Assembly budget: Mayoral control until 2022, adds $1.8B, scraps Cuomo’s ed proposals

The New York State Assembly is poised to retain its role as a check on aggressive education policy changes.

The Assembly’s budget proposal includes $830 million more in school aid than the governor put in his budget in January, but would come with none of the changes to teacher tenure, dismissal, struggling schools policy, or statewide charter school cap Gov. Andrew Cuomo is demanding in exchange for his own funding boost. An outline of the proposal was released Monday evening.

It’s the first budget proposal from new Speaker Carl Heastie, a Bronx leader who replaced Sheldon Silver earlier this year. Silver had served as speaker for more than decades and was a reliable ally to the teachers union and a foe to groups that sought to weaken the union’s grip on state education policy. But the Assembly budget proposal suggests that there will not be a dramatic shift.

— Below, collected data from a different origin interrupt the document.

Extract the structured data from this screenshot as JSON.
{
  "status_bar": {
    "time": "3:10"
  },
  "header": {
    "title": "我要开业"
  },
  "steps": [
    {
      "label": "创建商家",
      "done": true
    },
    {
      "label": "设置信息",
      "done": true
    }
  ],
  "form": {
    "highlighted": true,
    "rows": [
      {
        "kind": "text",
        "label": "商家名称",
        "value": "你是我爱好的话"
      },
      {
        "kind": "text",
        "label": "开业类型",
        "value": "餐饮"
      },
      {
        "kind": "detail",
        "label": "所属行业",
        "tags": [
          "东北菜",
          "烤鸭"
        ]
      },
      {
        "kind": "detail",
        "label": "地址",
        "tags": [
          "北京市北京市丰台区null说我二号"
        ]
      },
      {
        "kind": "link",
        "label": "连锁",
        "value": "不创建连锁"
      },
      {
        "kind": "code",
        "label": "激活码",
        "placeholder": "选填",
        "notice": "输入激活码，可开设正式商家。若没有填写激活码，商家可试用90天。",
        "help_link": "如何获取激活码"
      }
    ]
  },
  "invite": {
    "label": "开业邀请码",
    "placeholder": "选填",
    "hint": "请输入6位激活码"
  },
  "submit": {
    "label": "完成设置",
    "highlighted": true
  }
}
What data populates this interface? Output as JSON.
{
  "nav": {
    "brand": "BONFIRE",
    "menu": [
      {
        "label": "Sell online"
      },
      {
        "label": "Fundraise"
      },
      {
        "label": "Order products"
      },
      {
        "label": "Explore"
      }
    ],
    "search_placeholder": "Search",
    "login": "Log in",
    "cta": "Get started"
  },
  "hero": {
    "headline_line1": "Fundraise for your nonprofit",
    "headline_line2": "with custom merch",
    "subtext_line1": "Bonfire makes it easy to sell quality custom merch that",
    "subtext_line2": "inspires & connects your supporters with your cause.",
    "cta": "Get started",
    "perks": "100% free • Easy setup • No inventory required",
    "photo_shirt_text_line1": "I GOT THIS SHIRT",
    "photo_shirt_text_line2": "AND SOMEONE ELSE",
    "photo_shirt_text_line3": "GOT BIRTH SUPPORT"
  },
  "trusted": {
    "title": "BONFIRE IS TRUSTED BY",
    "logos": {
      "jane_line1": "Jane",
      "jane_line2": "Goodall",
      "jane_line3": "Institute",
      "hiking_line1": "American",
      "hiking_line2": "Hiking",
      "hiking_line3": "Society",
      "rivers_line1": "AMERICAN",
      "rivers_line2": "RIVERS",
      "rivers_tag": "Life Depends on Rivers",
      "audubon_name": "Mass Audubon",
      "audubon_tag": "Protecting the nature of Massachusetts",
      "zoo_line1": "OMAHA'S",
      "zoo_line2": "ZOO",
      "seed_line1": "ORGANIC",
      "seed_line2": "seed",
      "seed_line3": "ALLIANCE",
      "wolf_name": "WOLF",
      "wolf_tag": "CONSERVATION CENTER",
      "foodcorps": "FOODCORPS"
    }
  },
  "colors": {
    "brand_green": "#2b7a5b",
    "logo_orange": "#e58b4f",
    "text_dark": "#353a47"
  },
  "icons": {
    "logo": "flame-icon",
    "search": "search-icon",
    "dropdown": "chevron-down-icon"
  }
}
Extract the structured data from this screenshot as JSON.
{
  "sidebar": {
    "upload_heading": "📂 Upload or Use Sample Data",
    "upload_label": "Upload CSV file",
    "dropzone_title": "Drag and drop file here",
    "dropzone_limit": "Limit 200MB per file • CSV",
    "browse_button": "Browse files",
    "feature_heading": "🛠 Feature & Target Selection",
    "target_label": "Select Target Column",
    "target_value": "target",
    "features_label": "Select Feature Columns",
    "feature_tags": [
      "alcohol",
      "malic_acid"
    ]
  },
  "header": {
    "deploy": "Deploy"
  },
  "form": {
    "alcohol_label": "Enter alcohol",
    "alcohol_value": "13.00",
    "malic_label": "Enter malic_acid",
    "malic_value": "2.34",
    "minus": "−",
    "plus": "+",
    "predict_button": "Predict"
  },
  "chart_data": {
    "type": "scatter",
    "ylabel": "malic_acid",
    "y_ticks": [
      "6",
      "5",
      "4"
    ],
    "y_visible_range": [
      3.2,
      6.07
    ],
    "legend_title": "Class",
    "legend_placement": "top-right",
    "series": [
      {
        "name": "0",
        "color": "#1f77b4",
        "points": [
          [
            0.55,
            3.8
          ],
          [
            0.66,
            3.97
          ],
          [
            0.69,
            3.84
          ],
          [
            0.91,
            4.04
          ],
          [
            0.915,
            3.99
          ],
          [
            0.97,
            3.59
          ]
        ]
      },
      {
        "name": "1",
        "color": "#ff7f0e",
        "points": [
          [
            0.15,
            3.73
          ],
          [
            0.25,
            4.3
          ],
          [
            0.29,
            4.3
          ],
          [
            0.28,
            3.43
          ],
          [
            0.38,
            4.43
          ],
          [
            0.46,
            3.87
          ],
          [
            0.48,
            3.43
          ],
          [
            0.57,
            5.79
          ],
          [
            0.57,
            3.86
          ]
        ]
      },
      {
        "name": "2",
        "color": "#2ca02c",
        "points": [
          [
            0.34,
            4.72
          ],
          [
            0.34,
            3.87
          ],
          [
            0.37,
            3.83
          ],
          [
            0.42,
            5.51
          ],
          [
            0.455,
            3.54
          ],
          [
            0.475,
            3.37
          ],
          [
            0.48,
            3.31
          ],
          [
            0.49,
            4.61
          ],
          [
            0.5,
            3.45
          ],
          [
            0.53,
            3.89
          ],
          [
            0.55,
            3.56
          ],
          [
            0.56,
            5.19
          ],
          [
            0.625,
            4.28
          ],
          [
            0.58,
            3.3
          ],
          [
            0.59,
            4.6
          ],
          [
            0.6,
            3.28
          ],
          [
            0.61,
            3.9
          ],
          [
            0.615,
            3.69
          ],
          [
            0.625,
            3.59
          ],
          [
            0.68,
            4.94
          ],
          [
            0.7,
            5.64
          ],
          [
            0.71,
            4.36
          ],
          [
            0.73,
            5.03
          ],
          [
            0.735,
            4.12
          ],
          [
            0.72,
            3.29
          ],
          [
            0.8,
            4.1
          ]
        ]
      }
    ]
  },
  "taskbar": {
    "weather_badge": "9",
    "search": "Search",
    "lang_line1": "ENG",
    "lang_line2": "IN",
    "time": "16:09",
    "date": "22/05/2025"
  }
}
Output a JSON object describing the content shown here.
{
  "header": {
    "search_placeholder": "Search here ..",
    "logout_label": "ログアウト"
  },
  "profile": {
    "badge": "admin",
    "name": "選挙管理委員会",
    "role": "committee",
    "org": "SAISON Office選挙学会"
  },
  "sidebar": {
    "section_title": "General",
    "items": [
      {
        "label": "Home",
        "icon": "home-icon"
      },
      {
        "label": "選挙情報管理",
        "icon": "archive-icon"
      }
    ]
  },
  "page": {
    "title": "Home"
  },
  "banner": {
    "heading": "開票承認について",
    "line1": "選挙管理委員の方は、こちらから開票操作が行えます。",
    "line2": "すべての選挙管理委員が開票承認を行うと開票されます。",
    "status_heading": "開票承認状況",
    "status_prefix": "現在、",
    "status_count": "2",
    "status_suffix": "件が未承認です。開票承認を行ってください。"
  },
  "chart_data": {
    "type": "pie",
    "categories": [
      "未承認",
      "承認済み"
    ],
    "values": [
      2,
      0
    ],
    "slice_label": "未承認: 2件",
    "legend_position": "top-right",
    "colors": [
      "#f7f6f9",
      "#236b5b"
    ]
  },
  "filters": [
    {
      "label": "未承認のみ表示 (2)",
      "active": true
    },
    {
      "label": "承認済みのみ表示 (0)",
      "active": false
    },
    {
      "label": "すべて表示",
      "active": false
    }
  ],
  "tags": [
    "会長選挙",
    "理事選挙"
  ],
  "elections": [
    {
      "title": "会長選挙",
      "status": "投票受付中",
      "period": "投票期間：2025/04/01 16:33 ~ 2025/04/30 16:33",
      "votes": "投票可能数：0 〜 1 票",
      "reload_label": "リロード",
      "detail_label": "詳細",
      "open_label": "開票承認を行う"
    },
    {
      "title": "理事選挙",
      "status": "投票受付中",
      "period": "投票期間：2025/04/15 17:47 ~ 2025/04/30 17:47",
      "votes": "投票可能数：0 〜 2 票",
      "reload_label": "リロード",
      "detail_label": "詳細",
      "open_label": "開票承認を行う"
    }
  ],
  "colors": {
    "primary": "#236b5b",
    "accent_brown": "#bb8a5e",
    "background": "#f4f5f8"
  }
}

The proposal extends mayoral control in New York City until 2022, the year after a prospective second term for Mayor Bill de Blasio would have ended. Cuomo wants to renew mayoral control but only until 2018, while de Blasio has asked lawmakers to make the school governance structure permanent.

The proposal would increase overall education funding by $1.8 billion, which falls just short of what the state Board of Regents has asked for.

The budget includes a $1 billion increase to the state’s Foundation Aid formula, which skews its benefits toward districts with concentrations of low-income students like New York City. It would also add $80 million to the state’s $340 million universal pre-kindergarten program that launched last year at de Blasio’s urging, $40 million of which would go to New York City.

“This significant investment is part of an overall budget proposal that puts families first and makes a commitment to New York’s children by strengthening our public education system and investing in all aspects that effect a child’s ability to attain independence and academic success,” Heastie said in a statement.

Next up is a budget proposal by the State Senate, which last year introduced a package of charter-school laws in conjunction with Cuomo. The Senate’s leader Dean Skelos, Cuomo, and Heastie will spend the rest of the month negotiating a final spending plan in hopes of reaching an on-time deal by April 1.